President Obama provided his answer to those questions while rolling out his new jobs plan on Sept. 8.
Washington "can help," he said near the start of his address to Congress. And later he added: "In fact, this larger notion that the only thing we can do to restore prosperity is just dismantle government, refund everybody's money, and let everyone write their own rules, and tell everyone they're on their own – that's not who we are. That's not the story of America."
Republican critics rushed to label his plans as more government "stimulus," arguing that such ideas have been failing to work since Mr. Obama took office in 2009.

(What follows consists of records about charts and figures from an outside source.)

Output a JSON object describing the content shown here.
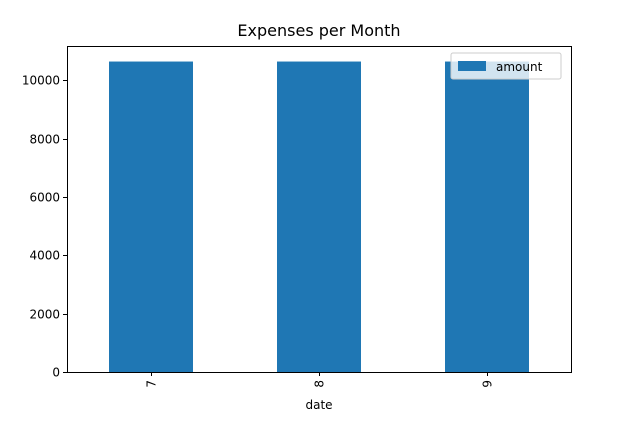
{
  "chart_data": {
    "type": "bar",
    "title": "Expenses per Month",
    "xlabel": "date",
    "ylabel": "",
    "categories": [
      "7",
      "8",
      "9"
    ],
    "series": [
      {
        "name": "amount",
        "values": [
          10650,
          10650,
          10650
        ],
        "color": "#1f77b4"
      }
    ],
    "ylim": [
      0,
      11183
    ],
    "yticks": [
      0,
      2000,
      4000,
      6000,
      8000,
      10000
    ],
    "xtick_rotation": 90,
    "legend_position": "top-right",
    "grid": false
  }
}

Both sides say the economy is in trouble. The Labor Department's latest monthly employment tally, for August, showed zero new jobs. Federal policy isn't the only reason, but it appears to be playing a role. Consumer confidence took a sharp midsummer dive just as high-stakes bargaining over the nation's self-imposed debt ceiling came to a head.
It wasn't that Americans were losing faith in one party or the other. Approval ratings plunged for both Obama and Congress. In part, the debt-limit wrangling revealed a dysfunctional capital, but it also served as a wake-up call – with recent parallels in Europe and Japan – that government doesn't have an infinite capacity to spend.
Gary Shilling, who heads an economic research firm in Springfield, N.J., says in a recent report that the world faces a crisis of confidence resulting "from the realization that governments, through their monetary and fiscal policies, have no magic bullets they can fire" to revive growth rates seen in the 1980s or '90s.
So what can government do?
In his speech to the nation, Obama made the case for renewed fiscal stimulus – without using that now-tarnished word. He proposed a $447 billion American Jobs Act, including tax cuts (more than half the plan's cost), spending on infrastructure, and help for the unemployed.
The proposal would extend a temporary payroll-tax cut for a year, to keep an extra $1,500 flowing to a typical household. Another payroll-tax cut would go to businesses, in a way designed to reward new hiring. Obama also urged other steps, from spending on schools and roads to maintaining extra weeks of unemployment insurance and launching a "returning heroes" tax credit for firms that hire veterans.
All this would come even as a congressional "super committee" is tasked with finding $1.5 trillion in budget savings during this decade. Obama said his new proposals should be paid for by having that panel find additional spending cuts or tax hikes in future years.
Obama's plan contrasts sharply with ideas from GOP rivals for the White House. Just days earlier, former Massachusetts Gov. Mitt Romney released his own 59-point jobs plan. Where both men say their goal is to help job creation immediately, the Obama stimulus emphasizes temporary jolts while Mr. Romney pledged permanent changes to taxes and regulation.